Is there a better way to enjoy a warm summer evening than listening to the world’s most famous classicist talk about the debauchery and death of a Roman Emperor? Having convinced my friend Simon that there is absolutely not, we headed out to the annual Goldsmiths’ Lecture to hear Professor Mary Beard explore how images of Vitellius have been used in art from the Renaissance to the present day and how it can change our interpretation of what we see.
Although well-known to past generations for his gluttony, cruelty and unhealthy sexual predilections, Vitellius seems not to have been awful enough for modern audiences to pay him much attention. Although, to be fair, he was only emperor for 8 months in 69AD (the year of the four emperors), so didn’t really have time to build up a track record of bad behaviour in the way some of his predecessors, such as Nero and Caligula did.

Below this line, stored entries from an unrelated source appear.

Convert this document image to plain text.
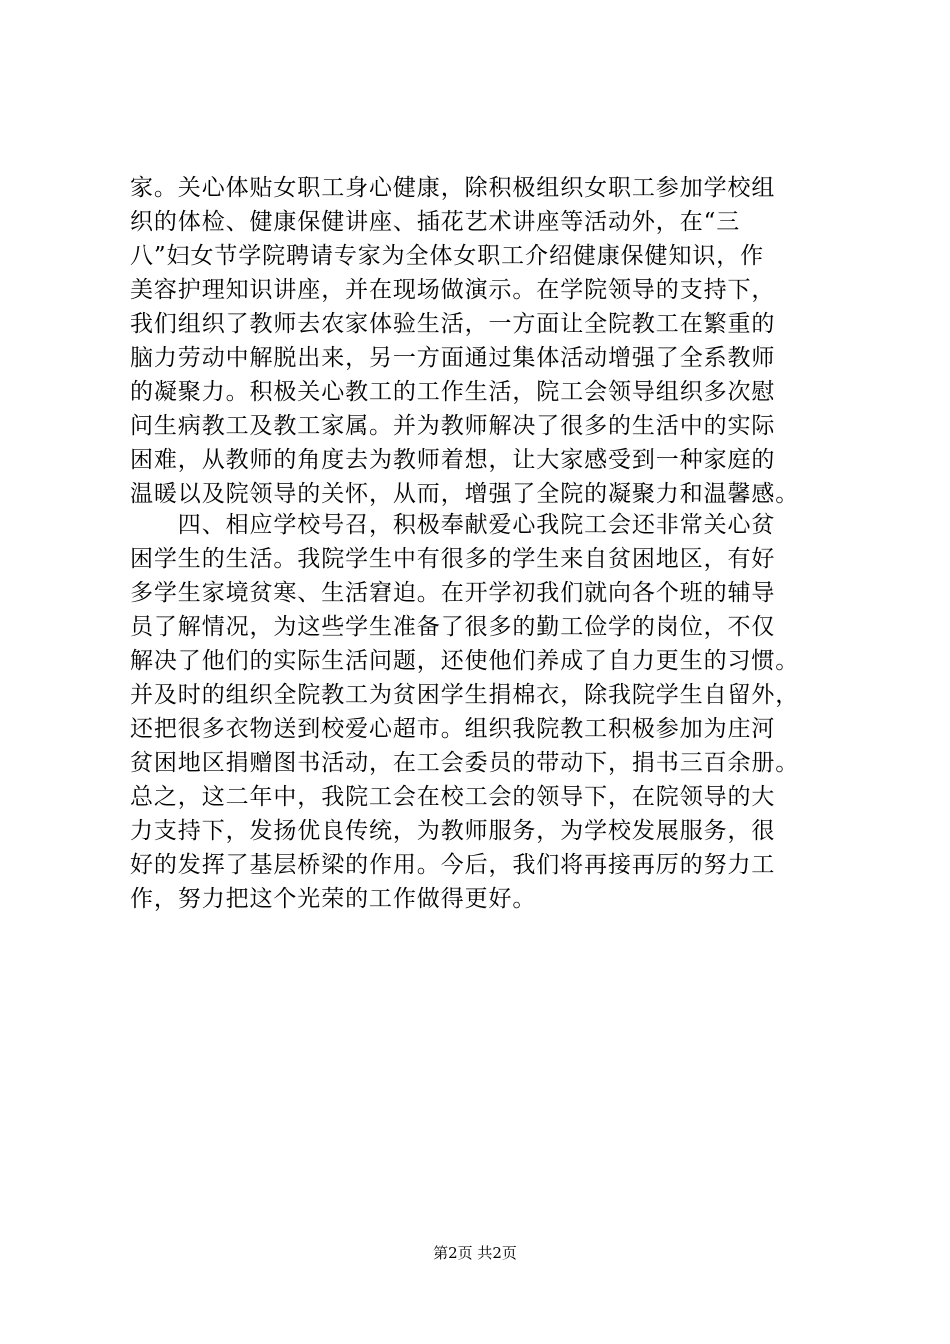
家。关心体贴女职工身心健康，除积极组织女职工参加学校组
织的体检、健康保健讲座、插花艺术讲座等活动外，在“三
八”妇女节学院聘请专家为全体女职工介绍健康保健知识，作
美容护理知识讲座，并在现场做演示。在学院领导的支持下，
我们组织了教师去农家体验生活，一方面让全院教工在繁重的
脑力劳动中解脱出来，另一方面通过集体活动增强了全系教师
的凝聚力。积极关心教工的工作生活，院工会领导组织多次慰
问生病教工及教工家属。并为教师解决了很多的生活中的实际
困难，从教师的角度去为教师着想，让大家感受到一种家庭的
温暖以及院领导的关怀，从而，增强了全院的凝聚力和温馨感。
　　四、相应学校号召，积极奉献爱心我院工会还非常关心贫
困学生的生活。我院学生中有很多的学生来自贫困地区，有好
多学生家境贫寒、生活窘迫。在开学初我们就向各个班的辅导
员了解情况，为这些学生准备了很多的勤工俭学的岗位，不仅
解决了他们的实际生活问题，还使他们养成了自力更生的习惯。
并及时的组织全院教工为贫困学生捐棉衣，除我院学生自留外，
还把很多衣物送到校爱心超市。组织我院教工积极参加为庄河
贫困地区捐赠图书活动，在工会委员的带动下，捐书三百余册。
总之，这二年中，我院工会在校工会的领导下，在院领导的大
力支持下，发扬优良传统，为教师服务，为学校发展服务，很
好的发挥了基层桥梁的作用。今后，我们将再接再厉的努力工
作，努力把这个光荣的工作做得更好。
第2页 共2页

‘Ah, Nero. Remember that time he tried to drown his mother by rigging the boat she was on to collapse?’ I hear you say. ‘Ah, Caligula. Didn’t he commit incest with his sisters and plan to make his horse a consul?’ Good times.
But back to Vitellius, who, although largely overlooked now, was very popular in Renaissance art. The so-called ‘Grimani Vitellius’ was discovered in the 1520s and, based on the similarity to coinage showing the emperor, was believed (wrongly) to be a representation of Vitellius.
This likeness, Mary argued, was then widely adopted by artists including Titian and Rubens to add different layers of meaning to their paintings. Although the question of whether the audience is intended to recognise Vitellius in the paintings remains open, Mary’s challenge was how featuring Vitellius (with his reputation for all the worst kind of excesses) might change or enhance any interpretation of the picture.
It is surely no coincidence that Thomas Couture features him in his painting ‘The Romans of the Decadence’ (now in the Musee d’Orsay in Paris), nor that it was painted the year before the French Revolution of 1848. It is a sweeping picture that chimes with what Mary described as ‘the casual debauchery of the French bourgeoisie.’ (You can spot Vitellius to the left of the main couple.)
Nor can it be coincidence that the Paris Salon (the official art exhibition of the Académie des Beaux-Arts in Paris) set the death of Vitellius as its theme the year before King Louis Philippe was deposed by the revolution, leading to these pieces by Gustave Housez and Jules-Eugene Lenepveu respectively. Depicting the death of a debauched ruler must have felt pretty edgy in those febrile times.
Sadly Professor Beard retires from academia this year, although she will continue to make a difference through a gift she has made to fund two Classics students from under-represented backgrounds to study at Cambridge. I also hope that she will continue to write, appear on television and lecture in person. Thanks for a great evening, Professor Beard!